Tuesday, May 3, 2011

Dubrovnik

Dubrovnik, Croatia is one of the jewels of the Adriatic. It's quaint and charming nature made us always want to visit, so that's just what we did over the holiday.

As my Italian friend Andrea said, he thought of it as 'a daughter of Venice'. That may be true if the canals are replaced with steps, because this is clearly a city of stairways. We kept discussing how difficult it would be to navigate the city with heavy luggage, children, wheelchairs, or injuries.

We rented an apartment through Airbnb, which was really nice. It always makes traveling feel less touristy and they have an extensive list of incredible properties. People can even list their own homes or spare rooms, too. If you'd like a $25 discount towards an Airbnb stay just leave your email in the comments or click the envelope on the right and I will send you one.

The good news is after trekking up and down the stairs all day there was an extra excuse to eat gelato - as if we needed one. We loved the gelato at Poklisar right near the harbor. They had one called Extra Black, which I think Stefan may have eaten every single day.

The old town is very simple to navigate and where we spent most of our time. At the harbor we'd watch the fish in the crystal clear water and fishermen would come in with their catches, occasionally even selling them to people waiting nearby.

Since it was Easter time the markets were bustling and there were Catholic processions through the city. My favorite details were the tiny candles that were lit all around the Old Town and the gorgeously decorated Easter eggs. On our flight over I read they give them their shiny luster with bacon grease.

The biggest tourist site is probably walking to the walls of the Old Town, which was made even more incredible by thick fog that swept through and added a bit of mysteriousness.

From above it's easier to see the marks of damage from both war and the earthquake that ravaged the city. At one of the gates there was even a sign showing where the city had been hit.

There is remaining damage along the Stradun. Pits and pock marks litter the marble ground.

It really made it clear at how Serbo-Montenegrian Army forces were relentless. There is a disheartening first hand account and video of the attacks here.

Many of the bright red terra cotta roof tops are rather new due to the attacks.
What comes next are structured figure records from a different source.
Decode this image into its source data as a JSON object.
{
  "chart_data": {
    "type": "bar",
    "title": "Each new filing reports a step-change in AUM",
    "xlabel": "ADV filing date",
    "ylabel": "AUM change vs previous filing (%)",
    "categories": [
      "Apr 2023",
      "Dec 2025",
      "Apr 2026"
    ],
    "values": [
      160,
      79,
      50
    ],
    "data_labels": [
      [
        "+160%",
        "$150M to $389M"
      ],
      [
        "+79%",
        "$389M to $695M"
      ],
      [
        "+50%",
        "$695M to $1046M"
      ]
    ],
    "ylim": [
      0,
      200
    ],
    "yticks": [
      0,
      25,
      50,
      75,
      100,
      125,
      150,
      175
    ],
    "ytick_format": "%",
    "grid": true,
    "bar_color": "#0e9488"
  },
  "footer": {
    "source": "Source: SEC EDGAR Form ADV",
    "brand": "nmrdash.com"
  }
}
Fortunately the city was able to repair itself and rebuild rather quickly. Local lore challenges young men to stand on this owl spout facing the wall on one foot and take off their shirt for luck in love.

The city is romantic enough without the comical challenges. The light shines over the historical streets and Adriatic in such a magical way.

Italian influence can also be seen in the Baroque architecture, such as in the St. Blaise church where Pope John Paul II once celebrated Mass.

Dubrovnik is also a hot spot for cruise ship stop offs, although once the throngs of people leave for the evening it's very mellow and a great time to walk the wall or shop in peace.

This cute little pup had just come in from a day on the boat with his Dad. Another sweet one in town was Uje, a beautiful shop with local products. I especially liked their lemon olive oil in simple olive shaped bottles.

Doviđenja, Dubrovnik - until next time!

2 comments:

CHELSEA ST PIERRE said...

Hi Emily.
,,,your blog is sheer delight, very engaging, informative, the photos are yummy and your writing style is on point. i will pop by again soon. safe travels.

ps..My husband and I are moving to germany in few months with our little girls...wish us luck.
Chelsea
london

chelseaartdesigns.blogspot.com

Emily said...

Thanks, Chelsea!

German cities are quite a bit more quaint than London, but hopefully you won't be disappointed! It's also nice that it's not too far, so you can always get back to visit.

Good Luck! I'm looking forward to hearing about your experiences.